To the Editor: The special article on sympathoadrenal hyperactivity and the etiology of neuroleptic malignant syndrome by Ronald J. Gurrera, M.D.
(1), was enlightening. Although meticulously written and generously referenced, the article raises some interesting issues that we address here.
First, Dr. Gurrera drew attention to the fact that dopamine antagonism may not be essential for hyperthermia in neuroleptic malignant syndrome. This is based on a few anecdotal reports, which the author cites for support. However, how frequently does one encounter cases of neuroleptic malignant syndrome with hypothermia or neuroleptic malignant syndrome after a dose reduction or a discontinuation of antipsychotics? Furthermore, on the basis of this presumably unclear role of dopamine antagonism in hyperthermia, Dr. Gurrera mentions that in neuroleptic malignant syndrome, additional state-dependent factors are important mediators of dopamine antagonist effects, but he does not specify what these factors are.

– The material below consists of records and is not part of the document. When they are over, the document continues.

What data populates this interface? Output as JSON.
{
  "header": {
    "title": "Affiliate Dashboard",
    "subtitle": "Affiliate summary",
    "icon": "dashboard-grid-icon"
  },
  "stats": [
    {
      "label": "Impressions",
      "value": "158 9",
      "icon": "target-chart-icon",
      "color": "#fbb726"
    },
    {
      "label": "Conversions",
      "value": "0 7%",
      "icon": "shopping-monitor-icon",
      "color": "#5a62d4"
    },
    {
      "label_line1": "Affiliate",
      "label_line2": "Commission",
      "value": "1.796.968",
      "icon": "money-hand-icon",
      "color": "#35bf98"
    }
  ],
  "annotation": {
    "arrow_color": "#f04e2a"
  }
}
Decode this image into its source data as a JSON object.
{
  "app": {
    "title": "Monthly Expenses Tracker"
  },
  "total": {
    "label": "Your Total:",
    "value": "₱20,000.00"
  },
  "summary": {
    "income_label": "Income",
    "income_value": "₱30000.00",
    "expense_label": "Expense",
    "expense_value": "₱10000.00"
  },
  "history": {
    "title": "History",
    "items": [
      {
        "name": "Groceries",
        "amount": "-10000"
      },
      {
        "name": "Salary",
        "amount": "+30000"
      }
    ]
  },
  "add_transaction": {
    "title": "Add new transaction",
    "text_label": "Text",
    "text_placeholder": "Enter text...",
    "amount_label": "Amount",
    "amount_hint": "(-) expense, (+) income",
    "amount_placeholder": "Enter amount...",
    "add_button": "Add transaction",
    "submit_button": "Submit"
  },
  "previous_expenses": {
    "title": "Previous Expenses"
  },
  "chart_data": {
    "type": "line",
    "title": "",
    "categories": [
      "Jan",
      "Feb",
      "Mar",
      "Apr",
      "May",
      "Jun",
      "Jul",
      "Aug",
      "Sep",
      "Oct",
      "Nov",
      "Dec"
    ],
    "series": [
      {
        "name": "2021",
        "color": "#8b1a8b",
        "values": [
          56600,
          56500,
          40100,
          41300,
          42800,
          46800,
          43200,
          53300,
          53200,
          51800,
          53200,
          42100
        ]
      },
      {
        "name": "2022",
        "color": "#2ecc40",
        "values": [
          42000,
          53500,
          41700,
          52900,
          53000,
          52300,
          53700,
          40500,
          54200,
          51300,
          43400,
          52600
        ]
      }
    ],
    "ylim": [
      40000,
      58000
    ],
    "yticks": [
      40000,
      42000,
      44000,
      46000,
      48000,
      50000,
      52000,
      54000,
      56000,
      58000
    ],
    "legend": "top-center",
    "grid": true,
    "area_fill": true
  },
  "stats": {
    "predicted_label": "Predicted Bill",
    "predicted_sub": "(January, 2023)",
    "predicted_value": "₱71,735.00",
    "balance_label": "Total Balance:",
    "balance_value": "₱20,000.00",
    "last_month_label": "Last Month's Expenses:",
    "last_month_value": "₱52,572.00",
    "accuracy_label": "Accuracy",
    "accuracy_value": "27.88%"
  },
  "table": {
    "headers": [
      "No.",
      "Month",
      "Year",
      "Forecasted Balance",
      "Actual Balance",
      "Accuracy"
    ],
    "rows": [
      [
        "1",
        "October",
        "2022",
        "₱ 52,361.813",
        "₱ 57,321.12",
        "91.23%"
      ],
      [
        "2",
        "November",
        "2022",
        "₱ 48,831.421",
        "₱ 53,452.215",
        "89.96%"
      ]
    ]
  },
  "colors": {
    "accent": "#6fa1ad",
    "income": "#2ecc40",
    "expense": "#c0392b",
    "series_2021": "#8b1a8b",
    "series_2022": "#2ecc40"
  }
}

Second, Dr. Gurrera mentions that the frontal lobes control sympathetic activity through the hypothalamus. However, through what mechanisms or neurotransmitters the frontal lobes effect this control requires clarification.
Third, the article delves into details on dopamine antagonism at the level of the spinal cord, which leads to sympathetic hyperactivity and the consequent emergence of the clinical features of neuroleptic malignant syndrome. However, dopamine antagonism at the level of the brain is meted out as just a passing reference. This engenders critical attention because the antipsychotic effect of neuroleptics is due to dopamine antagonism at the level of the brain and not at the level of the spinal cord. Is one to infer from this that patients prone to developing neuroleptic malignant syndrome have a variable sensitivity to dopamine blockade at different levels of the nervous system?
Fourth, does Dr. Gurrera purport to explain the altered sensorium so characteristic of neuroleptic malignant syndrome by disturbances in the neurotransmitters of the spinal cord? Emotional and psychological stresses associated with sympathetic hyperactivity appear a less convincing explanation for this altered sensorium.
Fifth, catatonia is stated to bear a strong resemblance to neuroleptic malignant syndrome, but no mention is made of γ-aminobutyric acid (GABA) in the pathophysiology of neuroleptic malignant syndrome. GABA has been implicated in catatonia; so have the frontal lobes
(2). Does GABA play a part in the frontal inhibition of sympathetic drive?
Finally, the article mentions that alternative hypotheses of neuroleptic malignant syndrome do not enable clinicians to make reliable treatment choices. But does this hypothesis make things any better? After learning of Dr. Gurrera’s strong bias for pinpointing peripheral sympathetic hyperactivity as being responsible for neuroleptic malignant syndrome, are we to believe that drugs blocking peripheral sympathetic receptors are a potential treatment modality for neuroleptic malignant syndrome?